I agreed, having been a swimmer for years growing up, as well as a county-level rugby player, seeing Laurel being able to compete at such a prestigious level gave me a quiet hope that one day, when I was finally able to be myself and be comfortable, I could go back to that and be excepted.

My dad however had other opinions.

It started from just a comment about how he didn't believe she should have been allowed to compete against other females as, incorrectly so, he believed that her muscle make-up would follow that of a male's no matter how long she had been on oestrogen. It immediately set me on the defensive, it's difficult to hear comments like this from anyone, especially your own father, so calmly I started trying to explain to him, how oestrogen and testosterone work and that no, a transgender woman's muscle build-up would not be the same as that of a male's visa-versa and that the screening process for transpeople to be able to compete at that level in the first place was so rigorous and designed in such a way that if there had been any doubt in that then she would not be able to compete.

The thing about my dad is that he doesn't like to hear that he's wrong, and when he can tell he's losing an argument he aims for what hurts most. So, as had happened so many times in the past, his voice rose, and he got angry. So in retaliation, I got angry too.

There are only two times in my life that I can ever remember being truly scared of what my father was capable of, this was one of them.

The shouting lasted for maybe a minute before my dad delivered the blow that ended it all. He kicked me out, he gave me no time to get anything other than my phone, which luckily I paid for, and my shoes.

I had no money, no charger, no jumper and no way of getting anywhere safe other than walking. My closest relative lived 10 miles away, which took that out of the question as it was already getting dark and I had work the next morning and Frankie wasn't answering his phone.

I don't really remember much else from that night, I remember my phone blowing up with calls from my mum and my dad, and I remember declining almost all of them. I remember finally answering my mum and her telling me that my dad was sorry and that he wanted me to come home so he could apologise properly and that I could 'go back out afterwards' as if it had been my decision to leave in the first place, but that's it. I don't remember the next conversation with my dad, I don't remember leaving to go to Frankie's, I don't remember telling him about the feeling of someone staring at me I had while waiting for him to answer the door and I don't remember coming home. The only reason I know these things happened is because of what other people have told me.

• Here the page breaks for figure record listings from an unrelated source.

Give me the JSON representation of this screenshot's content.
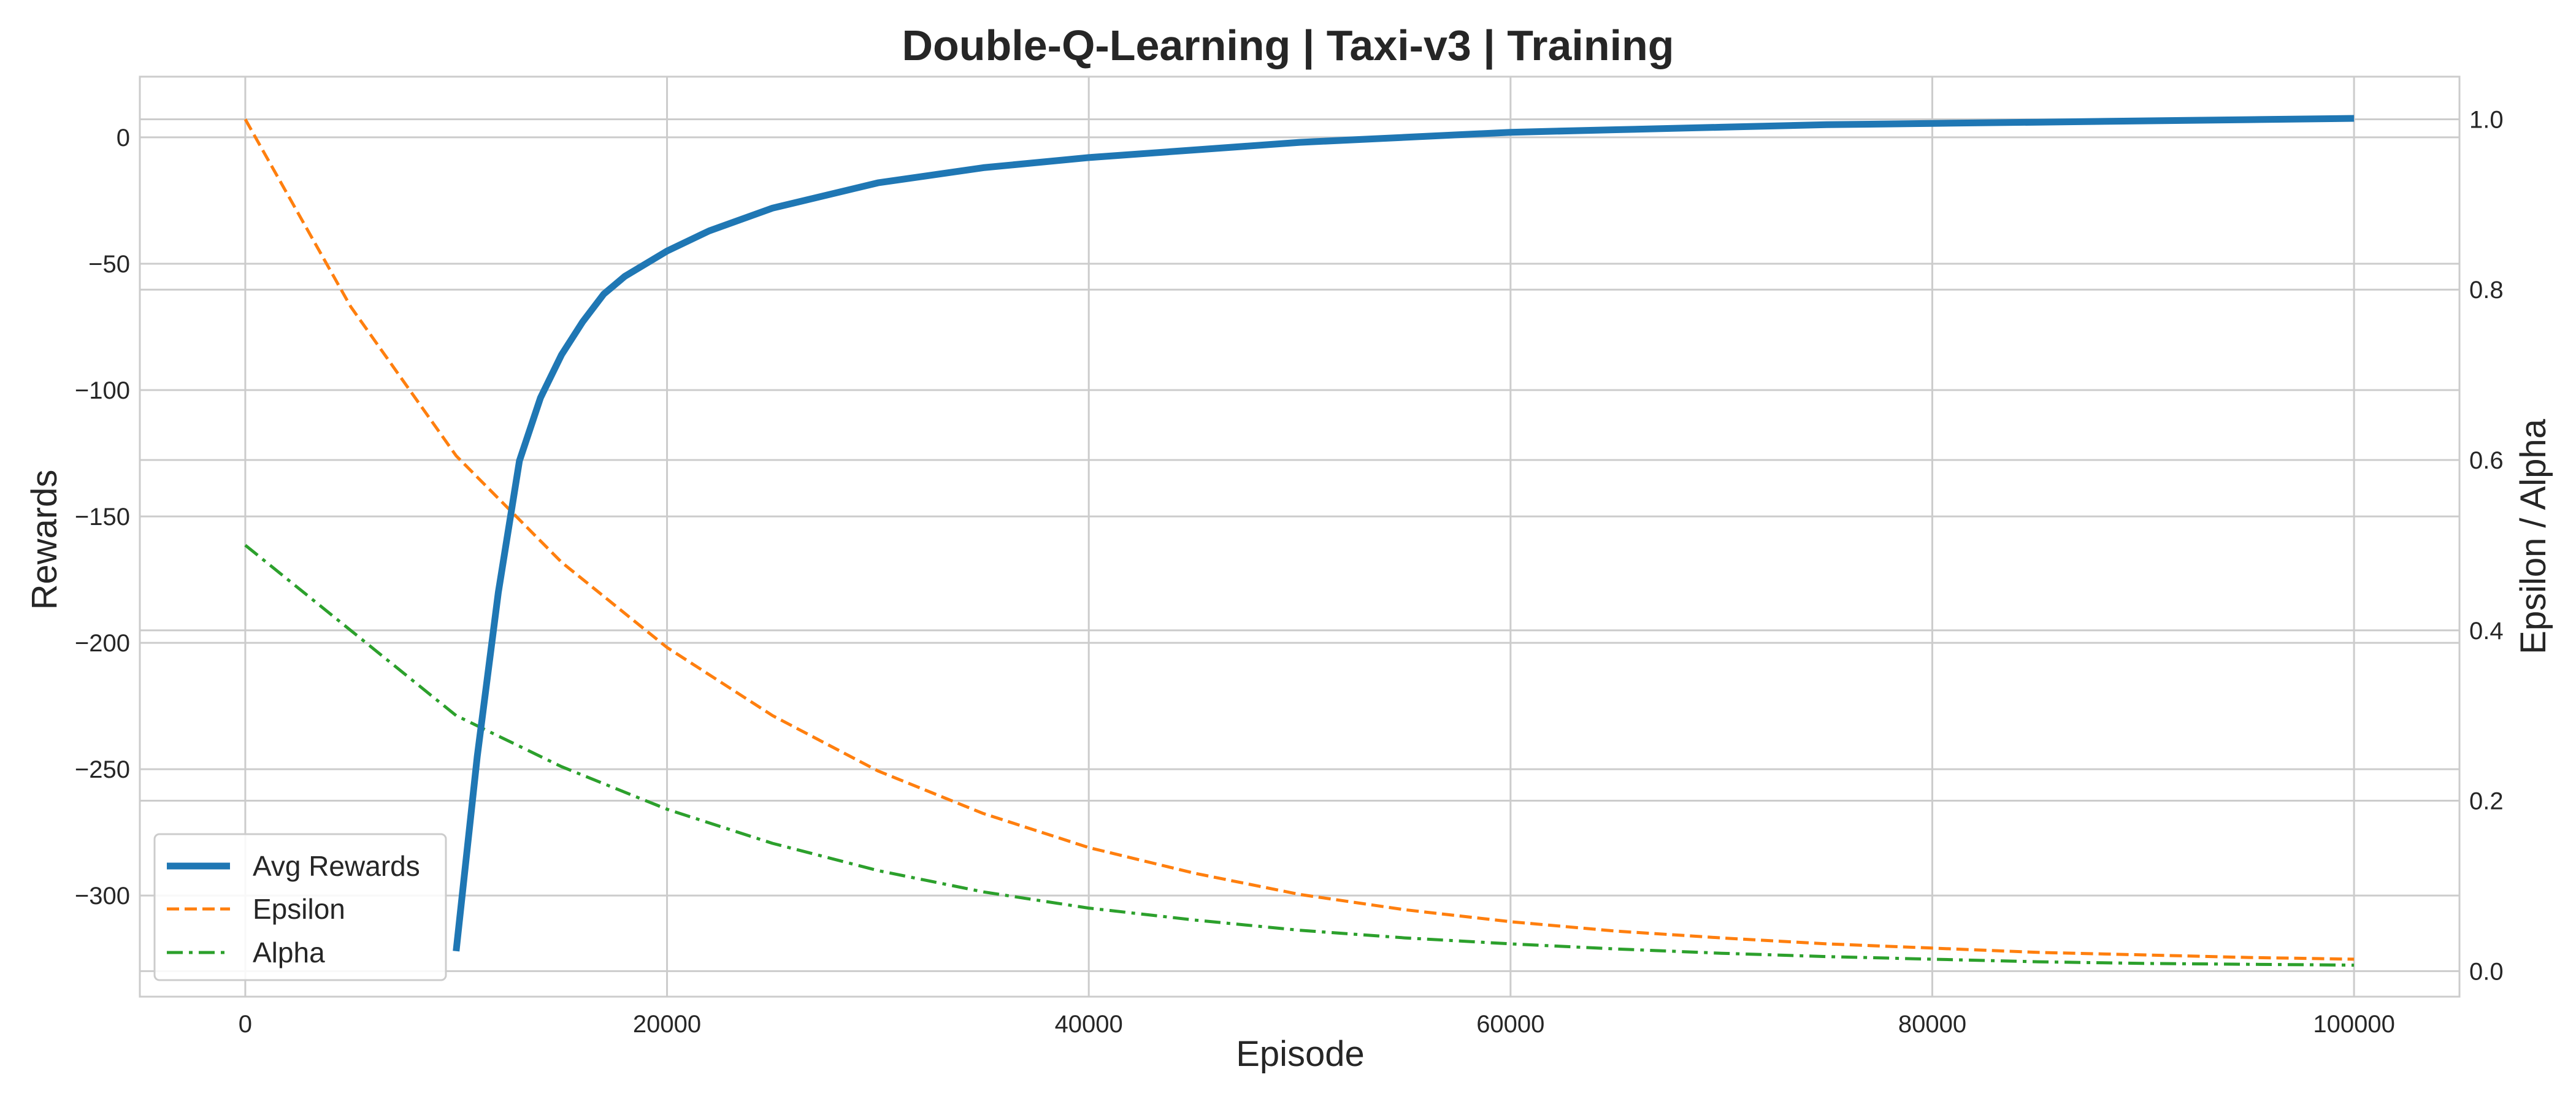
{
  "chart_data": {
    "type": "line",
    "title": "Double-Q-Learning | Taxi-v3 | Training",
    "xlabel": "Episode",
    "ylabel_left": "Rewards",
    "ylabel_right": "Epsilon / Alpha",
    "xlim": [
      -5000,
      105000
    ],
    "ylim_left": [
      -340,
      24
    ],
    "ylim_right": [
      -0.03,
      1.05
    ],
    "x_ticks": [
      0,
      20000,
      40000,
      60000,
      80000,
      100000
    ],
    "x_tick_labels": [
      "0",
      "20000",
      "40000",
      "60000",
      "80000",
      "100000"
    ],
    "y_left_ticks": [
      0,
      -50,
      -100,
      -150,
      -200,
      -250,
      -300
    ],
    "y_left_tick_labels": [
      "0",
      "−50",
      "−100",
      "−150",
      "−200",
      "−250",
      "−300"
    ],
    "y_right_ticks": [
      0.0,
      0.2,
      0.4,
      0.6,
      0.8,
      1.0
    ],
    "y_right_tick_labels": [
      "0.0",
      "0.2",
      "0.4",
      "0.6",
      "0.8",
      "1.0"
    ],
    "grid": true,
    "legend_position": "lower-left",
    "series": [
      {
        "name": "Avg Rewards",
        "axis": "left",
        "color": "#1f77b4",
        "style": "solid",
        "x": [
          10000,
          11000,
          12000,
          13000,
          14000,
          15000,
          16000,
          17000,
          18000,
          20000,
          22000,
          25000,
          30000,
          35000,
          40000,
          45000,
          50000,
          55000,
          60000,
          65000,
          70000,
          75000,
          80000,
          85000,
          90000,
          95000,
          100000
        ],
        "y": [
          -322,
          -245,
          -180,
          -128,
          -103,
          -86,
          -73,
          -62,
          -55,
          -45,
          -37,
          -28,
          -18,
          -12,
          -8,
          -5,
          -2,
          0,
          2,
          3,
          4,
          5,
          5.5,
          6,
          6.5,
          7,
          7.5
        ]
      },
      {
        "name": "Epsilon",
        "axis": "right",
        "color": "#ff7f0e",
        "style": "dashed",
        "x": [
          0,
          5000,
          10000,
          15000,
          20000,
          25000,
          30000,
          35000,
          40000,
          45000,
          50000,
          55000,
          60000,
          65000,
          70000,
          75000,
          80000,
          85000,
          90000,
          95000,
          100000
        ],
        "y": [
          1.0,
          0.78,
          0.605,
          0.48,
          0.38,
          0.3,
          0.235,
          0.185,
          0.145,
          0.115,
          0.09,
          0.072,
          0.058,
          0.047,
          0.039,
          0.032,
          0.027,
          0.022,
          0.019,
          0.016,
          0.014
        ]
      },
      {
        "name": "Alpha",
        "axis": "right",
        "color": "#2ca02c",
        "style": "dashdot",
        "x": [
          0,
          5000,
          10000,
          15000,
          20000,
          25000,
          30000,
          35000,
          40000,
          45000,
          50000,
          55000,
          60000,
          65000,
          70000,
          75000,
          80000,
          85000,
          90000,
          95000,
          100000
        ],
        "y": [
          0.5,
          0.4,
          0.3,
          0.24,
          0.19,
          0.15,
          0.118,
          0.093,
          0.074,
          0.06,
          0.048,
          0.039,
          0.032,
          0.026,
          0.021,
          0.017,
          0.014,
          0.011,
          0.009,
          0.008,
          0.007
        ]
      }
    ]
  }
}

I had felt a lot of things around my family growing up, but fear that being myself was going to cause me to not have one anymore was never one of them.

I came out to my parents a few weeks later, the details around why aren't necessary, but my dad's reaction shocked me, in the space of two weeks he'd done a full 180, he had problems with it obviously, but his opinions were never that of harm, it was more the difficulty around the change in pronouns and name. It was weird. It was never easy, it took him nearly two months to call me Noah, and it took longer than that to use my pronouns, but he never threatened to kick me out again.

That didn't stop the paranoia, all around me people I knew, who were unable to tell their parents about themselves, were telling me how proud they were of me for being able to be myself. All I wanted to do was scream at them that I was still terrified every day that I'd wake up and that would be the day that the other shoe had dropped. That would be the day that my parents would decide that they were done with me, done with the panic attacks and the days when my dysphoria was so bad that I couldn't go to college and that I would be back to that day from only a month ago where I had no idea whether I was going to have a place to sleep that night.

But I'm not going to sit here and tell you I was not lucky, I know that there are people who would love to have the parents that I have. What I will tell you is this, I was not scared to go to uni, I had no fear of leaving my parents behind and getting as far away from it all as possible. I didn't know that this was going to happen, and even so, I still don't have any regrets.